Saturday, November 8, 2008

Note to myself

I sometimes take too long to answer comments. I will try to answer any queries that I know within maximum of 2 days from now on. Will try to maintain an average of 1 day.

Apologies to everyone whom I have given an delayed response.

Is your SOA suite is it secure?

I was trying to see if the servers we have is secure enough. What I wanted to know is that wether we were making some errors or the facts were not documented clearly enough. I did find the documentation regarding most problems in some document or the other, but is it clear for admins was the question.

So to find the answer I started looking for SOA suite available online.

Probably this notion would seem stupid why will anyone expose the SOA suite online, I thought that too. But I did an inurl:BPELConsole search and found atleast 10 websites that have their consoles being resulted in the search. Tried a few search engines including google.
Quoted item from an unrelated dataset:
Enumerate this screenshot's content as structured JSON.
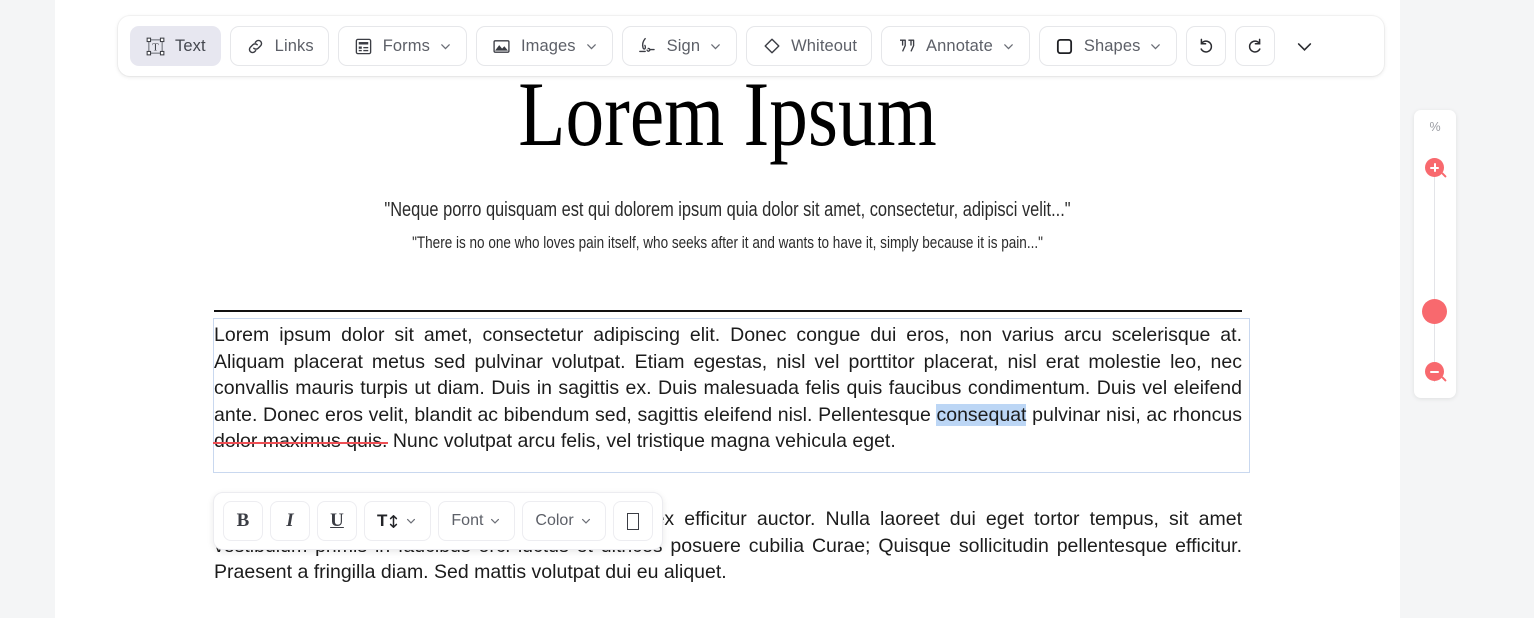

The commonly known users are oc4jadmin, but what about bpeladmin and the default users. Nearly 80% of the sites did not have the passwords changed for the users. Could log in some of them seemed to be production sites others were testing sites.

Also a common error was the OWSM user admin with the password as oracle. Sadly most of these users were available to use.

I don't know how to contact the admins of these sites, anyone reading this blog please change the passwords. Go to the user management in the Application Server Console and remove all users that are not used or atleast change the passwords.

All sites had their oc4jadmin passwords changed but it's simply not good enough. Why were these consoles exposed to the internet I have no idea, I don't think it should be done.

Another probability is Denial Of Service attacks or brute force. I don't think (cannot confirm this though) the username for oc4jadmin can be changed. It makes brute force hack even simpler.

Is security still an aferthought for organizations !!! This scares me.



One of the sites I could log into. I have tried to remove all the information regarding who owns the site.

Saturday, November 1, 2008

Learning and implementing the Oracle Fault Management Framework

Why?
The process has some external dependencies, due to a network failure the partner system is down for a few days. The message sent to the partner can be sent later but recovery mechnism can be difficult and redundant in BPEL.

How was it done before?
Without the framework solutions that were possible were
1. Assume that the partner system link or the system would rarely be down, in such cases the process would have to be handled manually. Data fix, using the test case feature etc. This is called wishful thinking.
2. Retry then create a worklist task whenever there is error, requires programming effort and redundancy in process.
3. Rollback using compensation handler may be an option based on design of your process.

What is it in a nutshell?
Instead of handling faults in BPEL by adding catches handle faults use the framework to handle it for you. Both can also be used together. Retry of failed activity, Replay of failed activity scope, Human intervention and many other ways of handling the faults can be provided.

In detail it can be read fro references stated below.

What is the advantage?
1. Generic framework can be reused without coding effort.
2. Will provide resume, retry, continue and modify functionalities.
3. No BPEL change required

Lessons learnt and opinions
While implement the fault handling using this framework, found rather suprisingly that it was very easy to use. The only trouble I had was that in my patch of 10.1.3.3 the post installation steps had not been executed. Without these steps the framework does not catch the fault.

It was rather suprising that the framework can override the fault handling defined in the process. It was a bit difficult to digest but I could not think of any way else it could be designed.

The best resource I could find was http://www.it-eye.nl/weblog/2007/09/10/oracle-bpel-10133-fault-policy-management/
A very good resource to begin.
Also use Oracle documentation http://www.oracle.com/technology/products/ias/bpel/pdf/10133technotes.pdf is of great help.

Using these resources when I started testing my processes I wanted all my faults remote faults to be retried and then sent for human intervention.

But then I started facing issues when an synchronous process is invoked and the process waiting for human intervention the calling process is timed out. So I had to have a seperate policy for synchronous processes which only contain retries and another for asynchronous processes which contain retry and human intervention.

This reminded me of some Oracle document which had said prefer Async process over sync (I think it said it because of performance reasons).

Then I stumbled over an article http://orasoa.blogspot.com/2008/03/bpel-fault-policies-best-practise.html which validated my understandings.

If this works(in production) I'm pretty sure it will (It's working on my PC but cannot celebrate until it goes to production) I will be very pleased.

The framework has limited extensibility only java tasks can be used to extend the framework. It leaves very less scope for out of the box thinking.

Also, the problem I faced was that the activities tab in the BPEL Console needs to be provided to support personnel, none of the other tabs should be accessible. Could not resolve this issue :(. From the information I could gather was that this can only be done by tweaking the code of BPEL Console. ref: http://chintanblog.blogspot.com/2007/12/i-saw-numerous-people-asking-about-bpel_290.html

Special thanks:
To the Oracle team to come up with this feature and the blogs of consultants I have mentioned and all the people who answer questions on the Oracle forum.